La portavoz de la Casa Blanca, Karoline Leavitt, respondió a las declaraciones realizadas por el presidente cubano Miguel Díaz-Canel este 5 de febrero de 2026, en las que el mandatario aseguró que Cuba está dispuesta a dialogar con Estados Unidos, aunque rechazó cualquier negociación que implique presiones externas o condiciones que afecten la soberanía de la isla.
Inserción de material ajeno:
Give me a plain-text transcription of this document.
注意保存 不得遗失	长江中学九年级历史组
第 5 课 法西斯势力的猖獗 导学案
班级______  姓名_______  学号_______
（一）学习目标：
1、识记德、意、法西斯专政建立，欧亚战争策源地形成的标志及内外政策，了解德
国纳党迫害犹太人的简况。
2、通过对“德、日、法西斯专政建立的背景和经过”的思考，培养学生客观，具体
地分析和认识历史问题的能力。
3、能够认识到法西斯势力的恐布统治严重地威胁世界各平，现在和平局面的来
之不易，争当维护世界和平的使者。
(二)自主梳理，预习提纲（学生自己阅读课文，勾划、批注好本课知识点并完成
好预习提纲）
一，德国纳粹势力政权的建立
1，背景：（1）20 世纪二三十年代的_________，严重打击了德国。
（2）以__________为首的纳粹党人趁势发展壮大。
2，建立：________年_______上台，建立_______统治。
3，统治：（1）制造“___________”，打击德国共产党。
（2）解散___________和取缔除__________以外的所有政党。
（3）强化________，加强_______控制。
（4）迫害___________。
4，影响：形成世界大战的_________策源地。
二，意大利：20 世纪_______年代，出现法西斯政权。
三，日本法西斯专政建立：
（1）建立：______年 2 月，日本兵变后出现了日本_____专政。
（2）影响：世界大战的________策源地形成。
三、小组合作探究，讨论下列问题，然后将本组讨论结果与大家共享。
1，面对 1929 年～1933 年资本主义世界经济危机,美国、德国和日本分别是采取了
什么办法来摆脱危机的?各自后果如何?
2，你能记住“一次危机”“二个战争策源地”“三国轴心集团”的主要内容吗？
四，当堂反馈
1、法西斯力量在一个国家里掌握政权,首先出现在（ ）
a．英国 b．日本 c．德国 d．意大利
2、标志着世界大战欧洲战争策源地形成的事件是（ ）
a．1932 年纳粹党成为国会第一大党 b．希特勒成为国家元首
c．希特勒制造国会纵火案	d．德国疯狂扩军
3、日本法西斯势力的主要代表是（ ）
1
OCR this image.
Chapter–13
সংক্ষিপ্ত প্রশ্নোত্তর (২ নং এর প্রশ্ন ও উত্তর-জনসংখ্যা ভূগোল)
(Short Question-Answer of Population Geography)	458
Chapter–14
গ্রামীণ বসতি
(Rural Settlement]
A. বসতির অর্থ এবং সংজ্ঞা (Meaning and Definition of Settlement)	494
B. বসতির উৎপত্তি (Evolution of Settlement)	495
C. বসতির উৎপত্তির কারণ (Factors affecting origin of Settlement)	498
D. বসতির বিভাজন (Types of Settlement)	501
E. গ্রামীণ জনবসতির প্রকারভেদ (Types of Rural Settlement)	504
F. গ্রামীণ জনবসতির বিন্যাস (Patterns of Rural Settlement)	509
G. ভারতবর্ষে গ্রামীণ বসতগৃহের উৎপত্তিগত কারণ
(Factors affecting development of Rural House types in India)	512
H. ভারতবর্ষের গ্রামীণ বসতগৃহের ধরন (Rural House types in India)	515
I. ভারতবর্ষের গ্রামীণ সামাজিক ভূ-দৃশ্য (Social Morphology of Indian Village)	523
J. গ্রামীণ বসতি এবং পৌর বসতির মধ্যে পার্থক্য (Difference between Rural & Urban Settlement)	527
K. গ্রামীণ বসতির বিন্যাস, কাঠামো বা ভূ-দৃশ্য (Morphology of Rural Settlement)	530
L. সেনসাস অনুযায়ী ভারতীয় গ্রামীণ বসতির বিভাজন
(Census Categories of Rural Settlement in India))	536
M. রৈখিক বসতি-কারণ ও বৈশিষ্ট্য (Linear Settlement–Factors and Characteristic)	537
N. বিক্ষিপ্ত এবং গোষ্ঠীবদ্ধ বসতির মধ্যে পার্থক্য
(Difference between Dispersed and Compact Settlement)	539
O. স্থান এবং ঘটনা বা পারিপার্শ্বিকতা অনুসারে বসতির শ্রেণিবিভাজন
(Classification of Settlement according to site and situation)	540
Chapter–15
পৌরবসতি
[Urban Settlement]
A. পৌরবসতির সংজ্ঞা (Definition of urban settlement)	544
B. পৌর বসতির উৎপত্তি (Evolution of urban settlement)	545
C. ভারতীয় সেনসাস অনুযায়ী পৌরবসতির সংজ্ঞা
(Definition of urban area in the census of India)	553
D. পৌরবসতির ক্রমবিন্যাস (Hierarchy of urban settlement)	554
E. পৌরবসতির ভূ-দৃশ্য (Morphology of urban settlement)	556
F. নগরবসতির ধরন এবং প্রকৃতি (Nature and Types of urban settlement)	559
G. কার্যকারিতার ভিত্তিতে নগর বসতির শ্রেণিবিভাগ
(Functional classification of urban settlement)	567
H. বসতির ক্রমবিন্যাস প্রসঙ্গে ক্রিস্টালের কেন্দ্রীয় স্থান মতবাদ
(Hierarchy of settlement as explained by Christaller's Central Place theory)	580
Las palabras del líder cubano provocaron una reacción inmediata desde Washington, marcada por un tono firme y advertencias directas.
Durante una comparecencia ante la prensa, Leavitt aseguró que, contrario a lo expresado por Díaz-Canel, sí existen contactos y conversaciones en curso entre ambos gobiernos, y subrayó que el presidente Donald Trump “siempre está dispuesto a apostar por la diplomacia cuando sirve a los intereses del pueblo estadounidense”.
No obstante, la portavoz dejó claro que el diálogo no puede desarrollarse en un clima de confrontación pública.
En ese contexto, Leavitt lanzó una advertencia directa al mandatario cubano, afirmando que Díaz-Canel debería “cuidarse” al referirse al presidente Trump, y llamó a La Habana a actuar con mayor prudencia en su discurso.
Según la portavoz, declaraciones como las realizadas por el líder cubano no contribuyen a generar un ambiente propicio para avances diplomáticos y reflejan una estrategia de confrontación política.
La representante de la Casa Blanca fue más allá al señalar que el gobierno cubano atraviesa una situación extremadamente delicada.
Afirmó que Cuba enfrenta un colapso económico y estructural, y sugirió que la crisis interna es consecuencia directa de la mala gestión del propio régimen.
Estas declaraciones contrastan con la postura de Díaz-Canel, quien atribuyó la grave escasez de combustible, los apagones prolongados y las dificultades económicas al endurecimiento de las sanciones estadounidenses y a lo que calificó como una “guerra económica y psicológica” contra la isla.
Díaz-Canel insistió en que Cuba está abierta al diálogo, pero únicamente “desde el respeto y la igualdad”, y negó que existan negociaciones formales con Washington.
La Casa Blanca, sin embargo, sostiene una versión distinta, afirmando que los canales de comunicación existen, aunque requieren discreción y responsabilidad política.
Este nuevo cruce de declaraciones evidencia las profundas diferencias entre ambos gobiernos y pone de relieve la fragilidad de cualquier intento de acercamiento.